Stasi pertama Keuskupan Agung Merauke dibangun di Kampung Maro, Merauke, Merauke.[7] Stasi kedua Keuskupan dibangun di Kampung Okaba, Distrik Okaba, Dekenat Wendu pada Juli 1910 dan ditutup pada September 1915. Stasi kedua lalu aktif kembali sejak 1922.[5] Stasi ketiga dan stasi keempat dibangun di Kampung Kumbe, Malind, dan Kampung Wambi, Okaba setelah proposal yang diajukan oleh Imam Peter Vertenten pada 29 Januari 1921 disetujui oleh Gubernur Jenderal Johan Paul van Limburg Stirum pada 27 April 1921.[9] Sebagai bagian dari pengembangan Keuskupan Agung Merauke, Keuskupan Amboina mengirim dua guru agama dari Kei/Kai, yakni Kassimirus Maturbongs untuk Merauke dan Adrianus Dumatubun untuk Okaba, pada November 1921. April 1922, pembaptisan dewasa pertama dilakukan di Merauke.
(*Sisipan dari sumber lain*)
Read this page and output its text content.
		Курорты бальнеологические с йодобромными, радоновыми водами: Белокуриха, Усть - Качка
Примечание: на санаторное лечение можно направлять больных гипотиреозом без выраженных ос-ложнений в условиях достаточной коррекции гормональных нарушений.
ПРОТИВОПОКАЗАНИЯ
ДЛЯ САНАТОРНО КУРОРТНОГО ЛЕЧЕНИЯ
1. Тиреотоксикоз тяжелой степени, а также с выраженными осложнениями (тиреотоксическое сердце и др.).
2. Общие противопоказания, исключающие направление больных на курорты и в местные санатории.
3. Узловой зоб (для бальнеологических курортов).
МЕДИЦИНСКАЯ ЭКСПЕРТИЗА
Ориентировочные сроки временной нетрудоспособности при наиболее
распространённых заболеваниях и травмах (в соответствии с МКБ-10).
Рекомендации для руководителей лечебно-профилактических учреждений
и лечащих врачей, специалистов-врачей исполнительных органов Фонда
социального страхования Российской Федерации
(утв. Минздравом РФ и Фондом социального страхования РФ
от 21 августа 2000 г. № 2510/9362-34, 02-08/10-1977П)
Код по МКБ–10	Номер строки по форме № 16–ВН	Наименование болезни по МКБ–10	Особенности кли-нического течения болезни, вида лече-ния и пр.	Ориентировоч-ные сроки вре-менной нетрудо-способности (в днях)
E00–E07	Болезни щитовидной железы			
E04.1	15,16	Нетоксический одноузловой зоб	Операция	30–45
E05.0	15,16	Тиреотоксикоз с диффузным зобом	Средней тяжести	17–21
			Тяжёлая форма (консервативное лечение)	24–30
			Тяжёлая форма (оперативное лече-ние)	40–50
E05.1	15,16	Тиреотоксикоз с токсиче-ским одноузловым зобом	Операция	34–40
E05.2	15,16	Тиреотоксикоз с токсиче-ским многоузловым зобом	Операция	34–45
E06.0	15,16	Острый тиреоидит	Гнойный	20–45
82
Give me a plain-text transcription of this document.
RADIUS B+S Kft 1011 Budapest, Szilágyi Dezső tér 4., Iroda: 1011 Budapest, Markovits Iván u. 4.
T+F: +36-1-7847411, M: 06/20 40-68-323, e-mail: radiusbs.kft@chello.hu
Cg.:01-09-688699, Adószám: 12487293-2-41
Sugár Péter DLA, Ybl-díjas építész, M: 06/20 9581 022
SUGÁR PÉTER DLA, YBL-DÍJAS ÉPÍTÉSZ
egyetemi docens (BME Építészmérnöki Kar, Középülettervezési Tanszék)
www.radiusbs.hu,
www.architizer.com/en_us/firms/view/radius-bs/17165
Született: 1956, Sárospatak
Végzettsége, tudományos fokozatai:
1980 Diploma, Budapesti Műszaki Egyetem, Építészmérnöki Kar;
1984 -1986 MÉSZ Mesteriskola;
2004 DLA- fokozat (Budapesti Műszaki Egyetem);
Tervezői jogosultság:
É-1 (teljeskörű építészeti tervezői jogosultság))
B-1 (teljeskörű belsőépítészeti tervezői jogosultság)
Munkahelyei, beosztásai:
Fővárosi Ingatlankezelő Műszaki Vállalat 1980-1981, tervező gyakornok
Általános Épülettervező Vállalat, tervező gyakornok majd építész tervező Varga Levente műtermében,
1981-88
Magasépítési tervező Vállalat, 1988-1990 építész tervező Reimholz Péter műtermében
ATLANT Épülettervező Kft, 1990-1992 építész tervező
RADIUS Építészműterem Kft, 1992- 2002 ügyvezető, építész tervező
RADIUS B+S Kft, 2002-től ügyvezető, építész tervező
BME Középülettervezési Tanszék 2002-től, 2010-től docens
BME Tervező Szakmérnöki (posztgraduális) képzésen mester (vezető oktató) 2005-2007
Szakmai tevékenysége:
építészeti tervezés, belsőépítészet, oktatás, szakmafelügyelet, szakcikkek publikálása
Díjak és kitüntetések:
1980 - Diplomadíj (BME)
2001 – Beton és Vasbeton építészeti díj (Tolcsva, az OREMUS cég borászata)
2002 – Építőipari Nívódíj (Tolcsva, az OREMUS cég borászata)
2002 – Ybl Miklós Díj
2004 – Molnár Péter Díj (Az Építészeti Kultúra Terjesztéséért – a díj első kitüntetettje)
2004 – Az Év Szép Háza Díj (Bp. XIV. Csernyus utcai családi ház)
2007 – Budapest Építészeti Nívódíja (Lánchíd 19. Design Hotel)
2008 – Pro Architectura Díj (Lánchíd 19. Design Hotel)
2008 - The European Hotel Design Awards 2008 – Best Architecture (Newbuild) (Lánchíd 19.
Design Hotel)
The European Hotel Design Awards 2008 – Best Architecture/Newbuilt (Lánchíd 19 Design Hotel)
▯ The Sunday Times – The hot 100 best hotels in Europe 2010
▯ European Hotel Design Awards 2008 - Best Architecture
Pada tahun 1923, Imam Johannes van der Kooij berkarya di Dekenat Wendu setelah sempat bertugas di Kei/Kai sejak 1915.[10] Tahun 1924, van der Kooij membaptis 16 anak laki-laki dan 18 anak perempuan di Dekenat Wendu. Imam Peter Vertenten kemudian berpindahtugas untuk menjadi pimpinan pertama Misionaris Hati Kudus wilayah Kongo-Belgia pada tahun 1925.[10]
Tahun 1927 merupakan tahun perkembangan bagi Gereja-gereja di Kevikepan/Dekenat Mumanja. Namun, tidak seperti dekenat lain di Keuskupan Agung Merauke, sejarah perkembangan Kevikepan Mumanja dimulai ketika Kevikepan Mumanja menerima ratusan tahanan dari berbagai latar belakang agama yang merupakan tahanan Pemberontakan Komunis di Sumatera 1927 dan di Jawa pada tahun 1926. Salah satu tahanan yang cukup lama tinggal di sana adalah Ignatius Fransiscus Michael Salim. Salim secara resmi dibaptis pada 26 Desember 1942 oleh Imam C. Meuwese. Adapula tahanan lain yang memberi kontribusi, yakni Soekardjo Prawirojoedo, tokoh Katolik yang baru masuk Tanah Merah tahun 1933 setelah Peristiwa Kapal Tujuh Provinsi dan Mohammad Hatta, ekonom lulusan Belanda yang lebih dulu masuk penjara.[11]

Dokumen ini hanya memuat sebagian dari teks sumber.